瑞银推迟美联储首次降息至2027年3月,全球资产重定价

瑞银集团于2026年6月16日调整了对美联储货币政策路径的预测,将首次降息时点从原预期的2026年12月推迟至2027年3月,并预计随后在2027年6月再降息25个基点。这一修正反映出市场对美国通胀粘性、劳动力市场韧性以及货币政策滞后效应的重新评估,也凸显全球投资者对利率“更高更久”(higher for longer)情景的定价正在深化。
利率预期后移:反映通胀与增长权衡的再校准
此次瑞银调整降息预期的核心逻辑,在于对美国经济数据持续强于预期的回应。与此同时,消费支出与企业投资展现出超预期韧性,削弱了“浅衰退”或“软着陆”快速兑现的可能性。
在此背景下,美联储官员在2026年春季多次强调“需要更多信心确认通胀可持续下行”,暗示政策制定者不愿在数据尚不充分的情况下过早放松货币政策。
值得注意的是,瑞银并未完全排除2026年内降息的可能性,而是将其概率显著下调。这种“推迟但未取消”的路径,与当前联邦基金利率期货市场的定价趋势基本一致。
跨资产影响:估值锚重置与资本流动再配置
美联储降息时点的后移,对全球风险资产构成结构性挑战,尤其对利率敏感型板块形成估值压力。在美股市场,高久期成长股(如科技、生物科技)的贴现率预期上修,导致其相对价值吸引力下降。因此,投资者可能进一步向能源、金融、工业等周期性但现金流稳健的板块倾斜。
港股市场则面临双重压力:一方面受美联储政策外溢影响,美元融资成本维持高位压制本地流动性;另一方面,中国内地经济复苏节奏若未能同步加速,将加剧外资对新兴市场资产的风险溢价要求。不过,若中国稳增长政策在2026年下半年显著加码(例如财政扩张或房地产支持措施升级),部分优质中资蓝筹或成为对冲全球利率风险的避风港。
数字资产市场亦难以独善其身。若美联储推迟降息导致美股波动率上升,加密市场可能再度经历资金流出压力。
产业链与行业格局:融资成本重塑竞争边界
利率预期的变化不仅影响资产价格,更深刻改变实体产业的竞争生态。对于依赖债务融资扩张的行业——如可再生能源、电动汽车、半导体制造——资本成本的持续高企将延缓产能投放节奏,迫使企业优先关注现金流回正而非市场份额争夺。这可能导致行业整合加速,头部企业凭借更强的资产负债表优势进一步巩固地位。

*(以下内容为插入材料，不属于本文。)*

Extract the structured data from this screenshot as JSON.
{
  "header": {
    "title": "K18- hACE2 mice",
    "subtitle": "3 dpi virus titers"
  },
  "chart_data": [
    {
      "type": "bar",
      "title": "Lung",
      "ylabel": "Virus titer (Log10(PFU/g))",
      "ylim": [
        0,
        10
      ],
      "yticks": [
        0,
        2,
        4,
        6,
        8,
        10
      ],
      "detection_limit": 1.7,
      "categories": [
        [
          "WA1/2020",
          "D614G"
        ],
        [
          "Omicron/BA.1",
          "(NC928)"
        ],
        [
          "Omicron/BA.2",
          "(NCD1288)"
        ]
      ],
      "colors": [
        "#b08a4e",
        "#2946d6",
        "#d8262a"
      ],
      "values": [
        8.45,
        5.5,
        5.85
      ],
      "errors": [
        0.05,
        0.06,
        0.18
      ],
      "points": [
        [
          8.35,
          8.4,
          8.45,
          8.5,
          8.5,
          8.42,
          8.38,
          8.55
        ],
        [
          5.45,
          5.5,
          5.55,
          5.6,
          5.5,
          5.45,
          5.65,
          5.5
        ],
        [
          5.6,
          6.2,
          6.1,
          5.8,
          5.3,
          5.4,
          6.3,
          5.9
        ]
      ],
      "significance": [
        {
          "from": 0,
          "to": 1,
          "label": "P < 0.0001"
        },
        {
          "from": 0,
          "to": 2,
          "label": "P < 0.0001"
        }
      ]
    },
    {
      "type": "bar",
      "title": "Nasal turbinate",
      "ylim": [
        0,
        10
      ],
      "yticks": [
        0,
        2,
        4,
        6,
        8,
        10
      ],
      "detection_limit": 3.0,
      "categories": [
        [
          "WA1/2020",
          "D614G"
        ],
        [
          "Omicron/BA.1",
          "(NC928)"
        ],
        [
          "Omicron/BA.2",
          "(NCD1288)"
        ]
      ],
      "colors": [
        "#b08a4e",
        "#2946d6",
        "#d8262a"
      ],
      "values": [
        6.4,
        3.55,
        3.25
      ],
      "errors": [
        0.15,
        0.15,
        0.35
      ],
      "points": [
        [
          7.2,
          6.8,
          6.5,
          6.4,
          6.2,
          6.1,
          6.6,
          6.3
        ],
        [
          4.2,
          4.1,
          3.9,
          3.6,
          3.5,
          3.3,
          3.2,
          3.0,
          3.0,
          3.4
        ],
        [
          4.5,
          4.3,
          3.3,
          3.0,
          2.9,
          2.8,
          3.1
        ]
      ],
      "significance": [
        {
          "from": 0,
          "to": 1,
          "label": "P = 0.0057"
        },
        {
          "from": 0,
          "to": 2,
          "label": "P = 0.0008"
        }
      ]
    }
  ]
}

以全球光伏产业链为例,中国组件厂商虽具备成本优势,但在海外项目融资成本上升的背景下,其EPC(工程总承包)模式的竞争力可能被削弱。相比之下,拥有自有电站资产和稳定售电协议(PPA)的垂直一体化运营商,更能承受高利率环境下的项目IRR(内部收益率)压缩。
同样,在生物科技领域,临床阶段公司的融资难度加大,可能推动更多并购交易由大型药企主导。
监管与政策协同:非美央行的应对空间收窄
美联储政策路径的延后,也限制了其他主要经济体的货币政策自主性。欧洲央行与英国央行虽面临经济增长放缓压力,但在美元强势和资本外流风险下,降息空间受限。
对中国而言,货币政策操作更具独立性,但跨境资本流动和人民币汇率稳定性仍是重要考量。若美联储推迟降息导致中美利差维持高位,中国央行在降准降息时将更加注重“以我为主”与“内外平衡”的协调。这意味着宽松政策可能更多通过结构性工具(如PSL、再贷款)定向支持特定领域,而非全面降息。
市场情绪与关键变量:等待数据拐点
当前市场共识已从“何时降息”转向“降息是否足够”。即便美联储在2027年启动降息,若通胀反复或就业市场突然恶化,政策路径仍可能反复。投资者需密切关注三大领先指标:一是美国服务业PMI中的价格分项,二是初请失业金人数的边际变化,三是消费者通胀预期(尤其是密歇根大学调查)。
尽管美联储强调政治独立性,但若新一届政府推动大规模财政刺激,可能再度推升通胀预期,迫使央行延长紧缩周期。不过,在缺乏具体政策方案和国会支持前景不明的情况下,此类政治风险目前尚未被主流机构定价。
综上所述,瑞银对美联储降息时点的推迟预测,不仅是对近期经济数据的反应,更是对“后疫情时代”货币政策传导机制复杂化的承认。投资者需适应一个政策不确定性更高、资产波动更频繁的新常态,并在行业选择、久期管理和地域配置上采取更具韧性的策略。